You could get in your car and travel down Broadway Street West, which would mean you were then going east to west or west to east. West to east: Are you leaving this town so soon? East to west: Have you remembered needing something in this place? What could you possibly need? There are only two or three places you are likely to go, only two or three places where you would find anything you’d need. Two of those places are located off one of the avenues running south. You’ve decided to go to that other place, by heading east on Broadway West. Why are you suddenly in a rush? Why do you have somewhere you feel you need to be, when you know very well there is nowhere like this, no place that can be defined as: “You need to Be Here”? No place like that for you, at least not today.

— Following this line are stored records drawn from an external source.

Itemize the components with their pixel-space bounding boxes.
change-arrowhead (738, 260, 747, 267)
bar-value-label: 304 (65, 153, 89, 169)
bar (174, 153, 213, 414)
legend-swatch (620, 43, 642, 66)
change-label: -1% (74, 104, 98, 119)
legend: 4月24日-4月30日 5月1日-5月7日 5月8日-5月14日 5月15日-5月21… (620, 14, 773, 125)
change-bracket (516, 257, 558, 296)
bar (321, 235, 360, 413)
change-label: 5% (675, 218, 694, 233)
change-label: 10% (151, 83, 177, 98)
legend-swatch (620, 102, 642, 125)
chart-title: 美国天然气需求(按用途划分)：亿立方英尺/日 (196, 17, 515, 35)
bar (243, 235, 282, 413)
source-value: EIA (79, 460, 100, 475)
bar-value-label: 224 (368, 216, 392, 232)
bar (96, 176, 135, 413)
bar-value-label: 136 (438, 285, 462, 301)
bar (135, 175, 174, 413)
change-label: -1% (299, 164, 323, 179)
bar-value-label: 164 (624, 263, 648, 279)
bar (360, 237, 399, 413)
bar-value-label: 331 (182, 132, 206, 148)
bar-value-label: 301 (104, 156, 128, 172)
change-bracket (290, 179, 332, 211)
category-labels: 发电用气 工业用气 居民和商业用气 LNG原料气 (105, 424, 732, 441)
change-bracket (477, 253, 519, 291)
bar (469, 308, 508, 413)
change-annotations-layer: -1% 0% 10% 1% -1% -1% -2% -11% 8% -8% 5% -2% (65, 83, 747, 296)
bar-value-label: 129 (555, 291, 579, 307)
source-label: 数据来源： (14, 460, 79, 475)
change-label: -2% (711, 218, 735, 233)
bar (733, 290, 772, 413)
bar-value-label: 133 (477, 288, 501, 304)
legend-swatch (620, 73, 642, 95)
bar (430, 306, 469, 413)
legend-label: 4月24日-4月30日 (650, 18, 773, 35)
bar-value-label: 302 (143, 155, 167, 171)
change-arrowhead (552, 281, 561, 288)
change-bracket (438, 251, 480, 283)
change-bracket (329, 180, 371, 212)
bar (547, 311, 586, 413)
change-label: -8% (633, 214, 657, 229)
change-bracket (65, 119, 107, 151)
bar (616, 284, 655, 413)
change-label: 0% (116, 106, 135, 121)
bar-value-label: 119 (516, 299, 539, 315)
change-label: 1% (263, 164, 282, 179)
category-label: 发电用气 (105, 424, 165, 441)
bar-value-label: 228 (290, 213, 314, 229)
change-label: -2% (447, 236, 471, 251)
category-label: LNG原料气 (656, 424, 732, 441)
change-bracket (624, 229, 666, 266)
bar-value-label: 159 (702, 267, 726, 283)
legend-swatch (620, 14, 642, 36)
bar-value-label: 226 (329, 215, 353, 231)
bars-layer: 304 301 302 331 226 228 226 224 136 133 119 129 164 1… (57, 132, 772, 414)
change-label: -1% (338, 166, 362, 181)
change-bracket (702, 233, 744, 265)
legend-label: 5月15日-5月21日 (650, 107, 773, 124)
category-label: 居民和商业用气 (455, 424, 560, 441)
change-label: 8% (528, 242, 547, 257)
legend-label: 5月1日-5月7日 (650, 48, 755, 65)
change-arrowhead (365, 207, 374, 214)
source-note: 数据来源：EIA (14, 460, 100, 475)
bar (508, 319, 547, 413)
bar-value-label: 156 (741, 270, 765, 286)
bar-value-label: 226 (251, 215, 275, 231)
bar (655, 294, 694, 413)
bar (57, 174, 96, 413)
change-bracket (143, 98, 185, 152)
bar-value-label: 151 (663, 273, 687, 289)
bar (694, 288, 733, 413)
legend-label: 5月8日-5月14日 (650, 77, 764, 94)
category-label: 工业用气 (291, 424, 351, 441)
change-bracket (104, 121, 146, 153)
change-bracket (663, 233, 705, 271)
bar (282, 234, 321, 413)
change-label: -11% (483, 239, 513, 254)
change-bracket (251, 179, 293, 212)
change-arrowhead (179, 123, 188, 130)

People sure drive slowly in this town. You feel frustration grip you and you urge patience on yourself, like trying to fit a simple key into what by all appearances is a complex lock. You’ve been to many towns, and no one has ever gone twenty-five kilometres an hour down the streets, and this really now seems like the local custom here. And the old, steaming buildings begin to droop like sad faces all around you, as you must now take everything in, each moment slowing down to mire you in memory. To let the fallen and dying have their moment, their place within you too. So it’s true that you’ve been to this town many times before. But you can’t really “know” the town, you need to remind yourself. You now know this much at least. You won’t let memory in just yet–you’ve let go of that initial image, and now memory itself wants to gather you around itself, as though memory is a bonfire gathering people of different places around itself, with different experiences of those places, to elicit something out of the impressions you would be forming of them, out of what your senses would convey about them to you. You are able to block it though because the people around here can’t possibly have faces you could know just yet, you not being of their town or their lives within it. Do people’s faces not come partly from memory, from remembered experience? Does it matter where people’s faces come from? Does it matter to you? It does, it does. People’s faces might simply be the impression left in yourself by others resembling them (in life, on television, in movies, so across remembered images). So you shouldn’t assume that the faces you see are those people’s faces at all.

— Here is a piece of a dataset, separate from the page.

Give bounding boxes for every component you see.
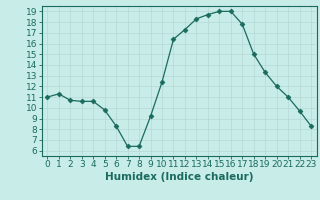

You enter the parking lot of where you intend to stop for a few things. You allow yourself to remember exactly what these things are. And everything is where you expect to find it on the shelves. You just grab and put each item into your basket. You’ve been here before. You head up to the front to pay. The newspaper they still sell on the wire stands is a local paper—from another city though, from somewhere entirely different. There is nothing with which to concern yourself there—news sure does travel fast! It even makes a sound like, neeewwvs! Newve, like “nerve.” Or the sound of a revving engine. The newvs of our interwoven bodies politic, connected as this can be to our own nerves and accustomed sense of “being here.” Such daily happenings–such patterns, revelations, and revolutions, this is true–once spoke to your own sense of being here. But here is no longer there, and “there” is certainly not here. You are suddenly thankful for towns like this one. You brighten somewhat, and you pay, and the exceedingly pleasant young woman wishes you a pleasant day. “A pleasant day to to you, too,” you say. She returns your smile, and you can see that she has a beautiful face all her own (not seeming at all the stuff of your own “archival memory”). You decide to let one memory in, and you know that it is a memory that goes further back than what you initially thought of as the image of a moment on Boundary Avenue. That had a special timbre, you remember. And this newest memory, this newest image? There also, you were partly outside where you thought you were, and you have all sorts of perfect images like this, perfectly formed and crystalline like you truly were there—and so you were there in a sense—but they are perfect also for no longer being anywhere at all but where the moments that follow and encrust their own special qualities further place you.